What is the principle of equally likely outcomes?

  • All outcomes are equally probable
  • All outcomes are identical
  • All outcomes are independent
  • All outcomes are mutually exclusive
The principle of equally likely outcomes is a basic assumption in the classical definition of probability. It states that if an experiment has n outcomes, and there's no reason to believe that any one outcome is more likely than any other, then each outcome is assumed to have an equal probability of 1/n. For example, in tossing a fair coin, heads and tails are equally likely.

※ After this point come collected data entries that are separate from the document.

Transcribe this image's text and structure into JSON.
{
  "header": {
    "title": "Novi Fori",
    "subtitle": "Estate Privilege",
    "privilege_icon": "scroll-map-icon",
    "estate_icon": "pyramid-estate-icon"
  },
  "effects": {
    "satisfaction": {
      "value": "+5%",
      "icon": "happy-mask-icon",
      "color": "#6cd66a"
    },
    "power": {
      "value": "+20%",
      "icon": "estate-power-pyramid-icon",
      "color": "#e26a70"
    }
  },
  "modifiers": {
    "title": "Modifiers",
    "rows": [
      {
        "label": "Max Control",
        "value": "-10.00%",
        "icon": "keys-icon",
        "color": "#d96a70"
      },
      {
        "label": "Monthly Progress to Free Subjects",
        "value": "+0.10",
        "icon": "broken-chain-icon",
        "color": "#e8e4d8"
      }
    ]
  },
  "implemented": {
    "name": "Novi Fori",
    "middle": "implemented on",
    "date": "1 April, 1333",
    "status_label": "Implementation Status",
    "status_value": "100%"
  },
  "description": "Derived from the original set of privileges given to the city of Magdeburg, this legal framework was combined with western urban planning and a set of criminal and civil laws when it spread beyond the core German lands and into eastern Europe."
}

________ clustering is a density-based clustering method that can find arbitrary shaped clusters and is less affected by outliers.

  • DBSCAN
  • Hierarchical
  • K-means
  • Spectral
DBSCAN (Density-Based Spatial Clustering of Applications with Noise) is a density-based clustering method that can find arbitrary shaped clusters and is less affected by outliers. It works based on the density of points in a region, growing clusters according to the density estimate.

What does the standard deviation measure in a dataset?

  • Central tendency
  • Dispersion
  • Kurtosis
  • Skewness
The standard deviation measures the amount of variation or dispersion in a set of values. A low standard deviation indicates that the values tend to be close to the mean (also called the expected value) of the set, while a high standard deviation indicates that the values are spread out over a wider range.

How can you determine skewness of a distribution using a box plot?

  • By the height of the box
  • By the position of the median in the box
  • By the width of the box
  • It cannot be determined from a box plot
The skewness of a distribution can be determined using a box plot by looking at the position of the median in the box. If the median is not in the center of the box (i.e., the quartiles are not equidistant from the median), the data is skewed. If the median is closer to the bottom of the box, the data is positively skewed, and if it's closer to the top, the data is negatively skewed.

The ________ score is a measure of how close each point in one cluster is to the points in the neighboring clusters.

  • boundary
  • distance
  • proximity
  • silhouette
The silhouette score is a measure of how close each point in one cluster is to the points in the neighboring clusters. It ranges from -1 (incorrect clustering) to +1 (highly dense clustering). 0 indicates overlapping clusters.

What types of scales of measurement are suitable for non-parametric tests?

  • Nominal, ordinal, interval, and ratio
  • Only interval and ratio
  • Only nominal and ordinal
  • Only ratio
Non-parametric tests can be used with nominal, ordinal, interval, and ratio scales of measurement. This is one of the reasons why non-parametric tests are sometimes chosen over parametric ones, as they can handle data that are not interval or ratio (which are required for many parametric tests).

If the p-value from a Mann-Whitney U test is less than the significance level, you would ________ the null hypothesis.

  • accept
  • either accept or reject
  • fail to reject
  • reject
If the p-value from a Mann-Whitney U test is less than the significance level (often 0.05), you would reject the null hypothesis, suggesting there is a significant difference between the groups.

What does the Law of Large Numbers state?

  • It states that as the size of a sample is increased, the mean value of the sample will get closer to the mean or expected value of the population.
  • It states that if an event is repeated under identical conditions, the probability of the event remains the same.
  • It's a rule which states that the sum of the probabilities of all possible events is 1.
  • It's the law that states the probability of an event is always constant.
The Law of Large Numbers states that as a sample size grows, its mean gets closer to the average of the whole population. In other words, as the number of experiments increases, the actual ratio of outcomes will converge on the theoretical, or expected, ratio of outcomes.